Figure 3: Aggregate Structure: Order

They are identified as domain events:

• When the robot is on its way to process the order, Notifications are sent that define the recalculated Position and route, time taken to manufacture the order, any fault encountered.
• When the Order processing or manufacturing entity goes through the different states, it sends events indicating the stage in which it is (pending on queue time taken, order quantity, processing time, on the way, close, delivered).

There is need to add a couple of domain services to the order processing system design: a scheduler, in charge of estimating times and stages; and a supervisor robot, that ensures fault are detected faster with the estimated times in each order processing stage. The application of the tactical patterns leads us to the following result.

 

Figure 4: Result of the application of tactical patterns

Step 4: Identify Microservices

Criteria to define microservices are the non-functional requirements of the system: size, expected growth, desired scalability, availability, technologies, size of the order processing robot. Figure 5 illustrates the microservices after applying the decomposition process. The elements framed in yellow belong to other contexts and do not represent specific microservices, they are subject to an analysis similar to the one carried out, but they will not be addressed in this post for simplification.

 

 

Figure 5: Microservices for the Order processing context

The order processing requests will be queued and the MS Scheduler will take care of organizing the Order processing, the order processing events (the stages) will be sent to a queue that the robots will take them to the Order processing and manufacturing history. The same queue may have other subscribers.

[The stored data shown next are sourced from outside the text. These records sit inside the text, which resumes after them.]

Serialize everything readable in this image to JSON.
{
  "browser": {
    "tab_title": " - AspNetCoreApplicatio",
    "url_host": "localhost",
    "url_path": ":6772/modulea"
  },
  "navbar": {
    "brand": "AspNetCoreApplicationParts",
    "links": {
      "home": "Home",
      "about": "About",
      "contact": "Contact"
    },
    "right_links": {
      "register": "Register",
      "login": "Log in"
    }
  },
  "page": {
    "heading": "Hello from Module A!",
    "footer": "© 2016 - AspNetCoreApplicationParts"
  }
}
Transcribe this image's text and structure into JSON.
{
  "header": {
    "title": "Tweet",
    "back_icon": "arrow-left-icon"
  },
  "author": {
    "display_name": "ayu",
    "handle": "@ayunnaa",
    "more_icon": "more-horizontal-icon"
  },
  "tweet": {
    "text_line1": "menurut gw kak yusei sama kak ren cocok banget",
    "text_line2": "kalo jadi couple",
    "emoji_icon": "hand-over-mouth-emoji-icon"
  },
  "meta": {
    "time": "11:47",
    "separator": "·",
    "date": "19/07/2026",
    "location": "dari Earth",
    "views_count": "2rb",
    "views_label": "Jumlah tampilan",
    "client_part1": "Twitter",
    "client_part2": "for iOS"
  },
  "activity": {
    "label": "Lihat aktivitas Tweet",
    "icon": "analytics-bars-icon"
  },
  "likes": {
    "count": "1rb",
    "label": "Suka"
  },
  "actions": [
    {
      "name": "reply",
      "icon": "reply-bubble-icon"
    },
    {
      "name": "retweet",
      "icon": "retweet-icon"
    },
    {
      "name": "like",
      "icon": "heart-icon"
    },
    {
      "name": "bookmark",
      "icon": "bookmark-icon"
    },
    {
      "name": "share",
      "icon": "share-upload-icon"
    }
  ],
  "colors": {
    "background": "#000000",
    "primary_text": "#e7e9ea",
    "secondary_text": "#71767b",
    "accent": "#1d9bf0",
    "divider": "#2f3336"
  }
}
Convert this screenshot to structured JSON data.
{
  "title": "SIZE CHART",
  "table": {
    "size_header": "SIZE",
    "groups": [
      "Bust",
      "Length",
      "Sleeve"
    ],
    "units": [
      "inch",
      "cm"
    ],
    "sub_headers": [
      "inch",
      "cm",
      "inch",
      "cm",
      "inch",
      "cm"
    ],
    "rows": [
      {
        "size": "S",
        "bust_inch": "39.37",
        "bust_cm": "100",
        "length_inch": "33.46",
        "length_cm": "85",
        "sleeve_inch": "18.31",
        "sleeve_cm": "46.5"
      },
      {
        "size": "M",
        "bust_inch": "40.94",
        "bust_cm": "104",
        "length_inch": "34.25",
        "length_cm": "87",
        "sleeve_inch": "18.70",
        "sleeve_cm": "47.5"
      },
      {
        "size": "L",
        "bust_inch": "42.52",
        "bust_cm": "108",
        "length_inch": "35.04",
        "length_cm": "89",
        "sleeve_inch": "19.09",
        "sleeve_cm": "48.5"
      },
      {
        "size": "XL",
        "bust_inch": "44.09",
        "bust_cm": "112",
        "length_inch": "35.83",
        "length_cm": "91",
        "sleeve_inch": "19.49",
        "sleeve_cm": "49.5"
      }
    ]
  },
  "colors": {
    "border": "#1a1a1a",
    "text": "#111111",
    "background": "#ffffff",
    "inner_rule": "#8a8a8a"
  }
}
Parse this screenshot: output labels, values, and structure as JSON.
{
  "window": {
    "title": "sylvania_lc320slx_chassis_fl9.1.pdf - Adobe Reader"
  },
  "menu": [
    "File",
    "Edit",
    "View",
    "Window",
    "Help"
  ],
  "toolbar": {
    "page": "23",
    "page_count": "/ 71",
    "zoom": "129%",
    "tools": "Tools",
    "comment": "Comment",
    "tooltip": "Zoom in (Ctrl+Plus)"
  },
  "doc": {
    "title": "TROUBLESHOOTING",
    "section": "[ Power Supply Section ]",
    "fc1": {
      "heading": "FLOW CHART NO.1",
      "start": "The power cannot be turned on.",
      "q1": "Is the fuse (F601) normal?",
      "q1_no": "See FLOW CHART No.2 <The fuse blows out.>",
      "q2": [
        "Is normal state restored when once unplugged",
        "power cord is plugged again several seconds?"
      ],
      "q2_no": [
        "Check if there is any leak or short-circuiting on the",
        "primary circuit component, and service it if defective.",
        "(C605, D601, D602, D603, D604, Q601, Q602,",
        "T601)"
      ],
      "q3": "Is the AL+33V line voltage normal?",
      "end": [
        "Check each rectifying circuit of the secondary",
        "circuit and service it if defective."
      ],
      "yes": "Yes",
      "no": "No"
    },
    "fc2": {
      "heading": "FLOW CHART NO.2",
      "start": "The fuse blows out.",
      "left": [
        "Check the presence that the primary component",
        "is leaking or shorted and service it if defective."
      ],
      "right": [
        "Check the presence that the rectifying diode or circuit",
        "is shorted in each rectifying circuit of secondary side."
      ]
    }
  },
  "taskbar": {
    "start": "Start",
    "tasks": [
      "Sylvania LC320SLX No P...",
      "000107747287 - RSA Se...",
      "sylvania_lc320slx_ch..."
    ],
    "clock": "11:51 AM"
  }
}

The design of the identified microservices can be validated based on the following criteria:

• Microservices must adhere to the single responsibility principle.
• The size of the microservice is small to be managed/developed by a team of few robots and independently (Waseem et al., 2020).
• The services are decoupled and the evolution of one does not affect the other.
• Service-service calls are few, or what is the same, the need to apply distributed transactionality is the minimum possible.

 

References

Familiar, B., 2015. Microservices, IoT, and Azure (pp. 69-93). Berkeley, CA: Apress. New York.

Kapferer, S. and Zimmermann, O., 2020, September. Domain-driven service design. In Symposium and Summer School on Service-Oriented Computing (pp. 189-208). Springer, Cham.          Switzerland.

Waseem, M., Liang, P. and Shahin, M., 2020. A systematic mapping study on microservices architecture in devops. Journal of Systems and Software, 170, p.110798.

Vernon, V., 2013. Implementing domain-driven design. Addison-Wesley. Boston.